Video transcript below:
Brian Anderson, Managing Editor, Insurance Business of America
Brian Anderson: The customary rap on environmental insurance is that it’s a specialised product only purchased by companies with an exposure so obvious that they’re legally required to carry some sort of cover. A few years ago that might have been the case. Today however a combination of severe weather events, expensive lawsuits and highly publicised environmental risks are leading many smaller companies to consider their exposures and seek appropriate coverage. Insurance Business America recently visited the offices of Freberg Environmental Insurance in Denver to gain some insight on emerging trends as well as some opportunities for producers in this market. Freberg is a highly regarded specialist in developing, marketing and underwriting environmental insurance programs. We sat down with 20 year industry veteran, Stacy Brown, the President & Managing Partner of Freberg Environmental to get his take on the issues in this instalment of a four-part series. Is there a recent high-profile event that underlines the need for contractors’ liability insurance?
Stacy Brown, President & Managing Partner, Freberg Environmental Insurance
Stacy Brown: There have been circumstances with hurricanes recently that have caused mold events in residential areas. The contractors that go in to remediate that mold need to have contractors’ pollution liability coverage in place in the event that they don’t perform their work appropriately or perhaps in the course of their work they cause a pollution condition. So that would be a very real and recent circumstance. There’s been a lot of flooding in Colorado, hurricanes – Katrina, Irene things like that, those are certainly cases where Contractors’ Pollution Liability would be something that a contractor absolutely would have to have.
What is your advice for insurance professionals looking to increase their business in the environmental space?

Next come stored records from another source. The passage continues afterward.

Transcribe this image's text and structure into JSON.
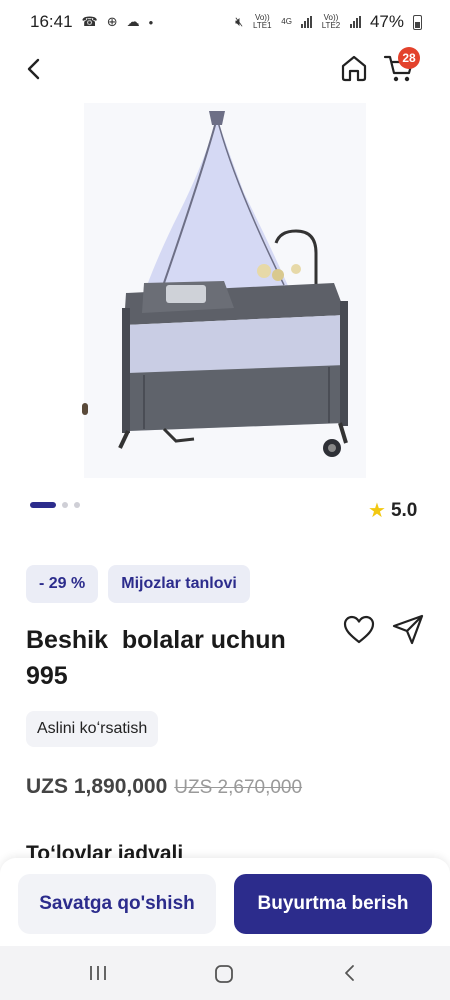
{
  "status_bar": {
    "time": "16:41",
    "signal1_label": "Vo)) LTE1",
    "signal2_label": "Vo)) LTE2",
    "network": "4G",
    "battery": "47%"
  },
  "header": {
    "cart_count": "28"
  },
  "gallery": {
    "pages": 3,
    "current_page": 1
  },
  "rating": {
    "value": "5.0"
  },
  "badges": {
    "discount": "- 29 %",
    "choice": "Mijozlar tanlovi"
  },
  "product": {
    "title": "Beshik  bolalar uchun\n995",
    "original_label": "Aslini koʻrsatish",
    "price": "UZS 1,890,000",
    "old_price": "UZS 2,670,000"
  },
  "sections": {
    "payments_title": "Toʻlovlar jadvali"
  },
  "actions": {
    "add_to_cart": "Savatga qo'shish",
    "order": "Buyurtma berish"
  },
  "colors": {
    "brand": "#2c2c8c",
    "badge_bg": "#ebedf6",
    "cart_badge": "#e3422c",
    "star": "#f2c811"
  }
}
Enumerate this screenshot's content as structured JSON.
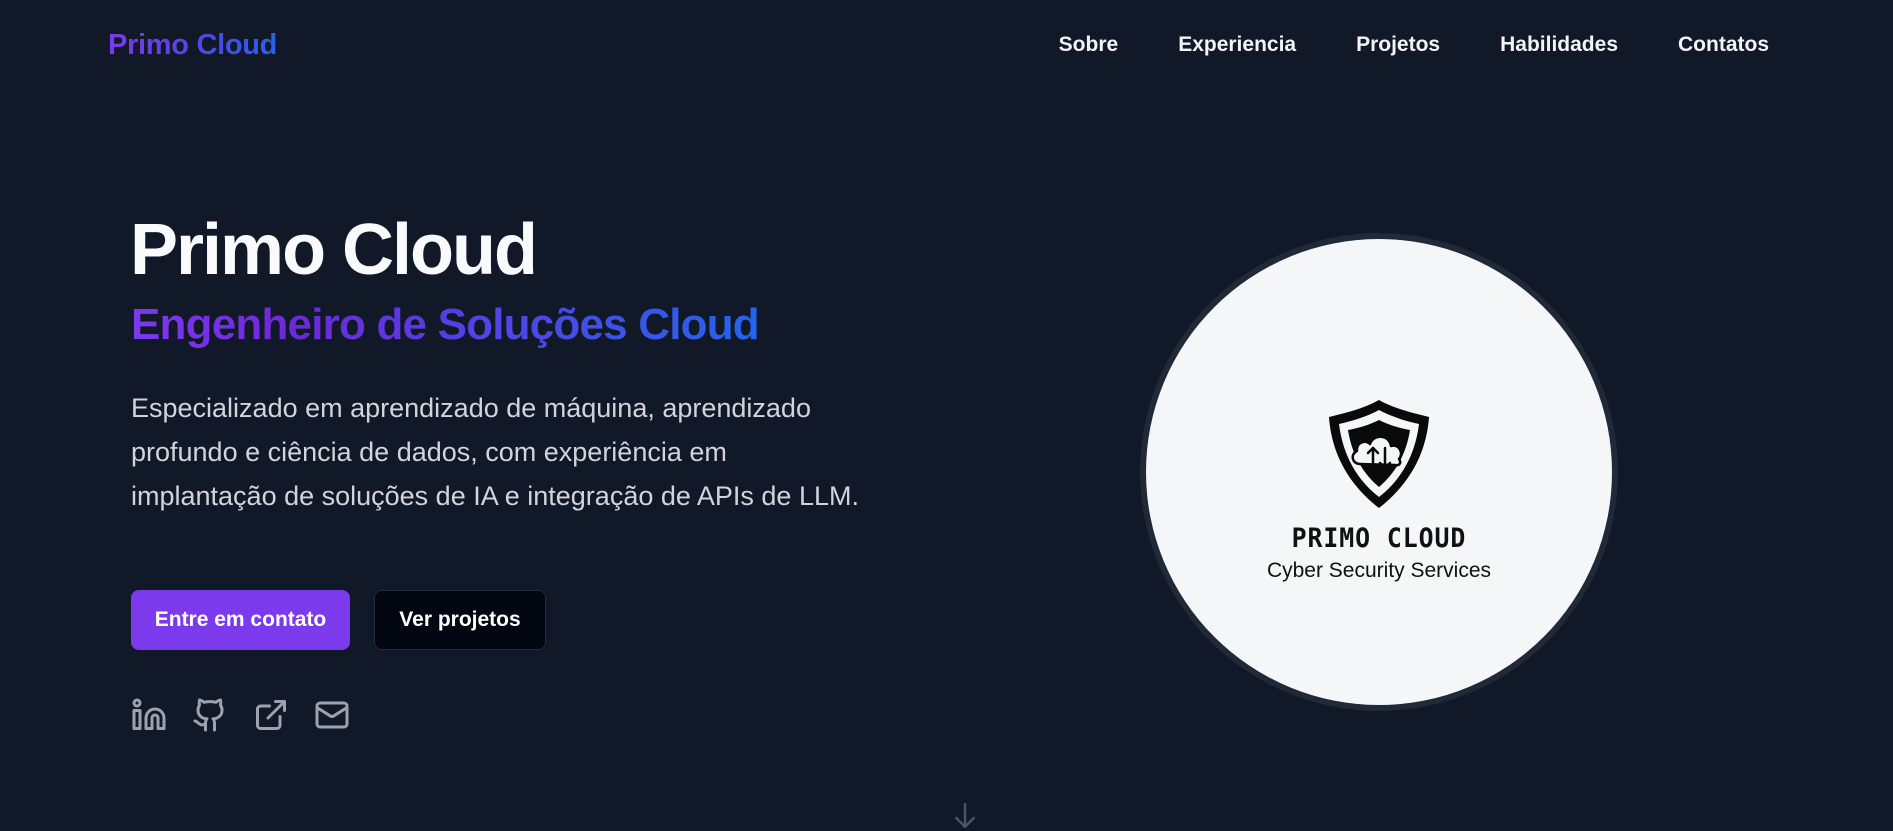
{
  "header": {
    "brand": "Primo Cloud",
    "nav": [
      {
        "label": "Sobre"
      },
      {
        "label": "Experiencia"
      },
      {
        "label": "Projetos"
      },
      {
        "label": "Habilidades"
      },
      {
        "label": "Contatos"
      }
    ]
  },
  "hero": {
    "title": "Primo Cloud",
    "subtitle": "Engenheiro de Soluções Cloud",
    "description": "Especializado em aprendizado de máquina, aprendizado profundo e ciência de dados, com experiência em implantação de soluções de IA e integração de APIs de LLM.",
    "primary_button": "Entre em contato",
    "secondary_button": "Ver projetos",
    "social_icons": [
      "linkedin-icon",
      "github-icon",
      "external-link-icon",
      "mail-icon"
    ]
  },
  "logo": {
    "name": "PRIMO CLOUD",
    "tagline": "Cyber Security Services",
    "icon": "shield-cloud-icon"
  },
  "scroll_icon": "arrow-down-icon",
  "colors": {
    "background": "#111827",
    "accent_purple": "#7c3aed",
    "accent_blue": "#2563eb",
    "text": "#f3f4f6",
    "muted": "#9ca3af"
  }
}
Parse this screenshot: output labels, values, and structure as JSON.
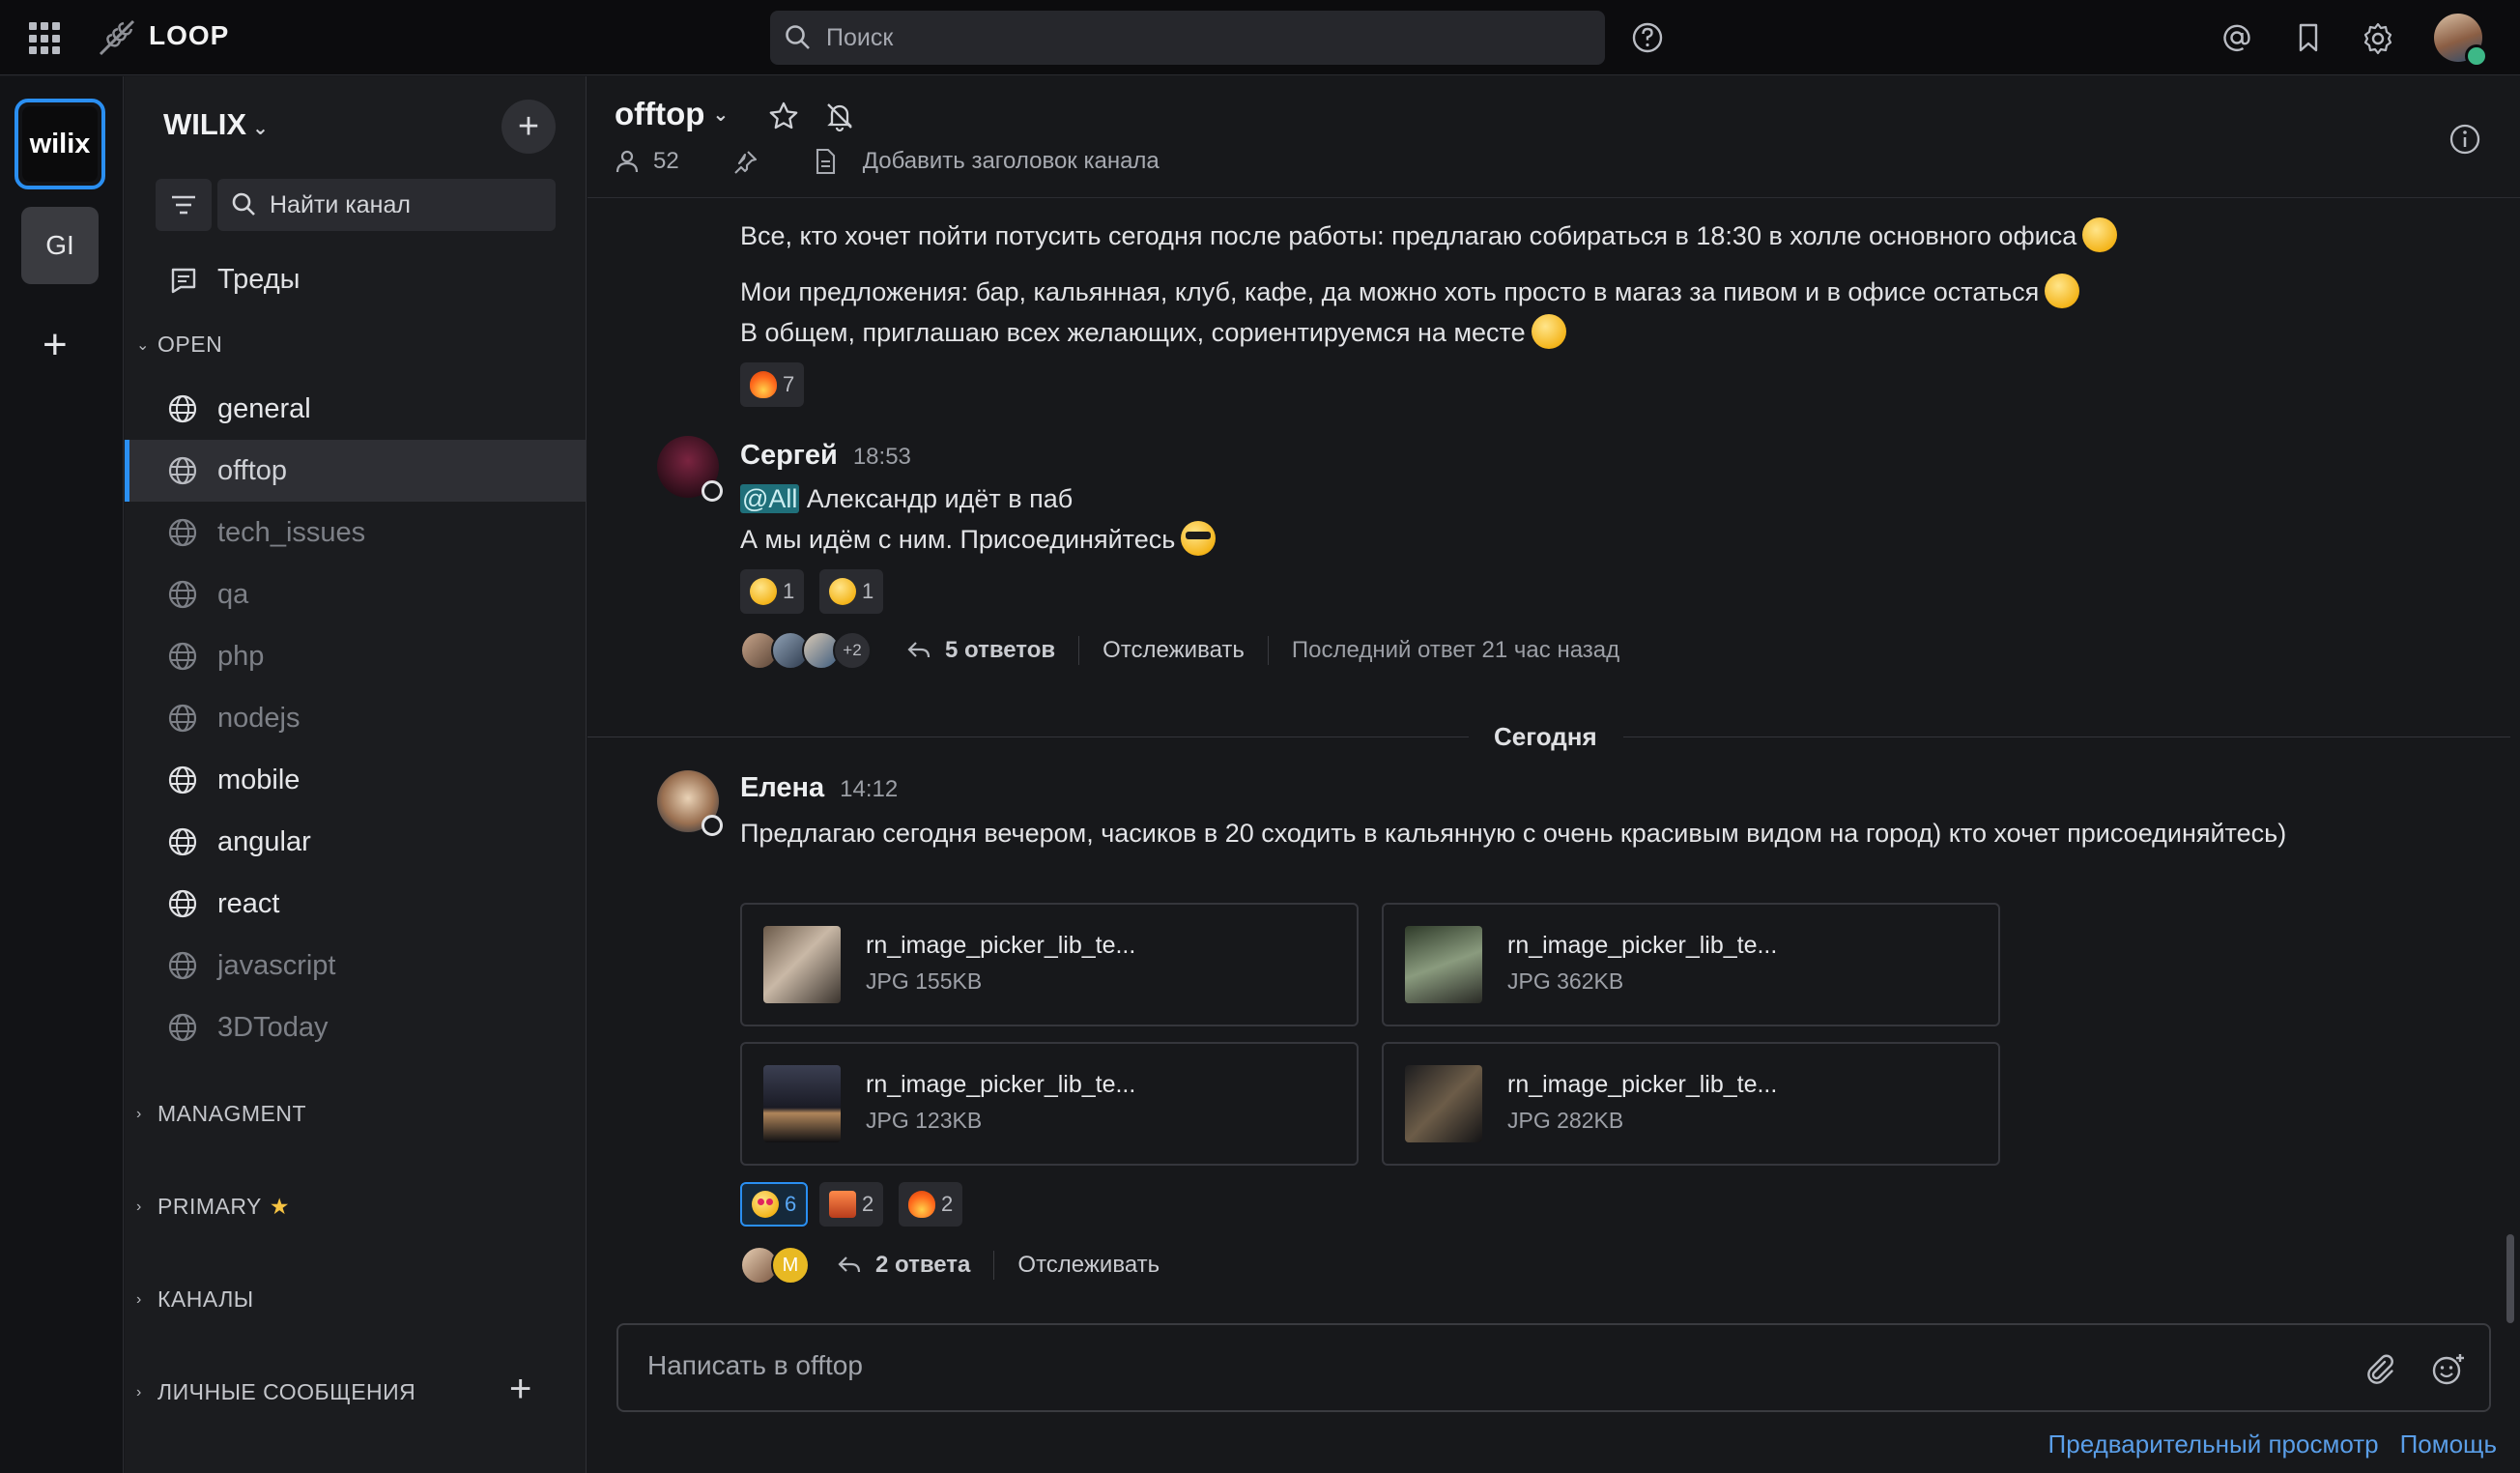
{
  "app": {
    "name": "LOOP"
  },
  "topbar": {
    "search_placeholder": "Поиск"
  },
  "teams": {
    "active_label": "wilix",
    "second_label": "GI"
  },
  "sidebar": {
    "team_name": "WILIX",
    "channel_search_placeholder": "Найти канал",
    "threads_label": "Треды",
    "section_open": "OPEN",
    "channels": [
      {
        "name": "general",
        "state": "bright"
      },
      {
        "name": "offtop",
        "state": "active"
      },
      {
        "name": "tech_issues",
        "state": "dim"
      },
      {
        "name": "qa",
        "state": "dim"
      },
      {
        "name": "php",
        "state": "dim"
      },
      {
        "name": "nodejs",
        "state": "dim"
      },
      {
        "name": "mobile",
        "state": "bright"
      },
      {
        "name": "angular",
        "state": "bright"
      },
      {
        "name": "react",
        "state": "bright"
      },
      {
        "name": "javascript",
        "state": "dim"
      },
      {
        "name": "3DToday",
        "state": "dim"
      }
    ],
    "sections": [
      "MANAGMENT",
      "PRIMARY",
      "КАНАЛЫ",
      "ЛИЧНЫЕ СООБЩЕНИЯ"
    ]
  },
  "channel": {
    "name": "offtop",
    "members": "52",
    "add_header": "Добавить заголовок канала"
  },
  "messages": {
    "m1": {
      "line1": "Все, кто хочет пойти потусить сегодня после работы: предлагаю собираться в 18:30 в холле основного офиса",
      "line2": "Мои предложения: бар, кальянная, клуб, кафе, да можно хоть просто в магаз за пивом и в офисе остаться",
      "line3": "В общем, приглашаю всех желающих, сориентируемся на месте",
      "reaction_count": "7"
    },
    "m2": {
      "author": "Сергей",
      "time": "18:53",
      "mention": "@All",
      "line1_rest": " Александр идёт в паб",
      "line2": "А мы идём с ним.  Присоединяйтесь",
      "reactions": [
        "1",
        "1"
      ],
      "more_count": "+2",
      "replies": "5 ответов",
      "follow": "Отслеживать",
      "last_reply": "Последний ответ 21 час назад"
    },
    "date_separator": "Сегодня",
    "m3": {
      "author": "Елена",
      "time": "14:12",
      "text": "Предлагаю сегодня вечером, часиков в 20 сходить в кальянную с очень красивым видом на город) кто хочет присоединяйтесь)",
      "files": [
        {
          "name": "rn_image_picker_lib_te...",
          "meta": "JPG 155KB"
        },
        {
          "name": "rn_image_picker_lib_te...",
          "meta": "JPG 362KB"
        },
        {
          "name": "rn_image_picker_lib_te...",
          "meta": "JPG 123KB"
        },
        {
          "name": "rn_image_picker_lib_te...",
          "meta": "JPG 282KB"
        }
      ],
      "reactions": [
        "6",
        "2",
        "2"
      ],
      "avatar_letter": "M",
      "replies": "2 ответа",
      "follow": "Отслеживать"
    }
  },
  "composer": {
    "placeholder": "Написать в offtop"
  },
  "footer": {
    "preview": "Предварительный просмотр",
    "help": "Помощь"
  },
  "colors": {
    "accent": "#2a8ff2",
    "online": "#3db887",
    "mention_bg": "#1f6f7a"
  }
}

I think insurance agents should take a very close look at their books of business and try to identify those customers where they are managing very large quantities of raw materials. If you have an agent and they go through their books of business and they try to identify those customers that manage materials that could be the pollutants if they are released in an uncontrolled manner that would be a great place to start. Clearly there are some very obvious examples of landfills, wastewater treatment plants, facilities like electroplaters that manage very large quantities of hazardous materials, those are pretty obvious. It’s the hidden exposure that I think agents really need to take a good hard look at their books of business. They could always call someone in the environmental insurance industry and we could walk them through any type of account they have and try to help them determine whether or not their customer has an environmental exposure. That’s something that we do all the time.
What are the biggest misconceptions employers have about their need for environmental protection insurance?
I think a lot of business owners don’t believe they have an exposure or they don’t think they are going to have an accident and those are two very false notions to have. Environmental incidents can crop up in a number of different ways. You know there may be hotel owners that have mold issues because there’s a leak behind a wall, a small drip that results in mold contamination. Those types of exposures typically go unseen until they are discovered and once they are discovered it can be very very costly to remediate those types of exposures.
Are there any misconceptions about the things that existing policies cover?
Yes, the Commercial General Liability policy in all circumstances, it’s excluded, pollution is excluded on those policies unless specifically endorsed. Most GL policies if they do provide pollution, in many cases provide it on a sudden and accidental basis, meaning that it’s only going to provide cover in the event that a spill is discovered and reported to the carrier in a very short period of time. That’s different than the coverage that we provide and most of the other environmental insurance specialists. They provide coverage for gradual pollution events, so there’s not a time element trigger which would limit coverage in the event of a release and discovery sometime at much later date. Those types of incidents on a sudden accidental policy are not covered. So in my view any kind of facility that handles these types of materials should have a policy that provides gradual pollution coverage as well as sudden and accidental.